I'm trying to find the shape of a subset dataframe of a larger dask dataframe. But Instead of getting the right shape (# of rows), I'm getting a wrong value
In the example, I stored the first 3 rows into a new dataframe, when I'm trying to find the shape[0], the output is 4 rather than 3. Is there any way to solve this issue?
data = {'Name':['Tom', 'nick', 'nick', 'krish', 'jack', 'jack'], 'Age':[20, 21, 21, 19, 18, 18]}
df = pd.DataFrame(data)
ddf = dd.from_pandas(df, npartitions = 5)
print(ddf.shape[0].compute()) # --> Outputs 6
# Only selecting 3 rows
only_3 = ddf.loc[:3,:]
print(only_3.shape[0].compute()) # --> Outputs 4 (Instead of 3)
EDIT:
How did I miss that? Apologies about the bad example.

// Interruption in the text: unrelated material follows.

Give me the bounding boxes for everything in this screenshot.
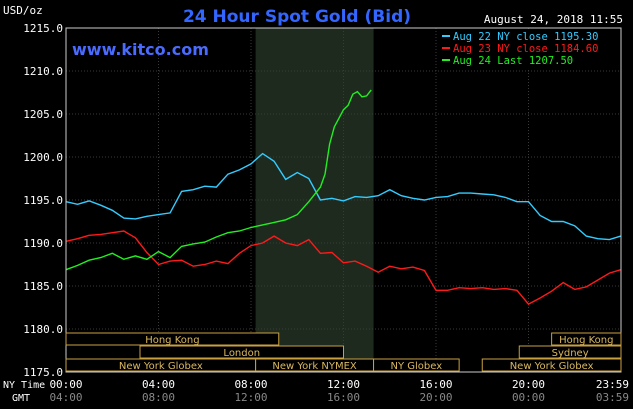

I was working on the real data of about 24700000 rows stored in dask dataframe (23 partitions) from a csv file. I create a sample dask dataframe by indexing .loc[:100,:] to the original dask dataframe, but when I tried to find the shape, I get 2323 as the number rows.
Can I know how this was calculated? How is the data distributed among all the partitions?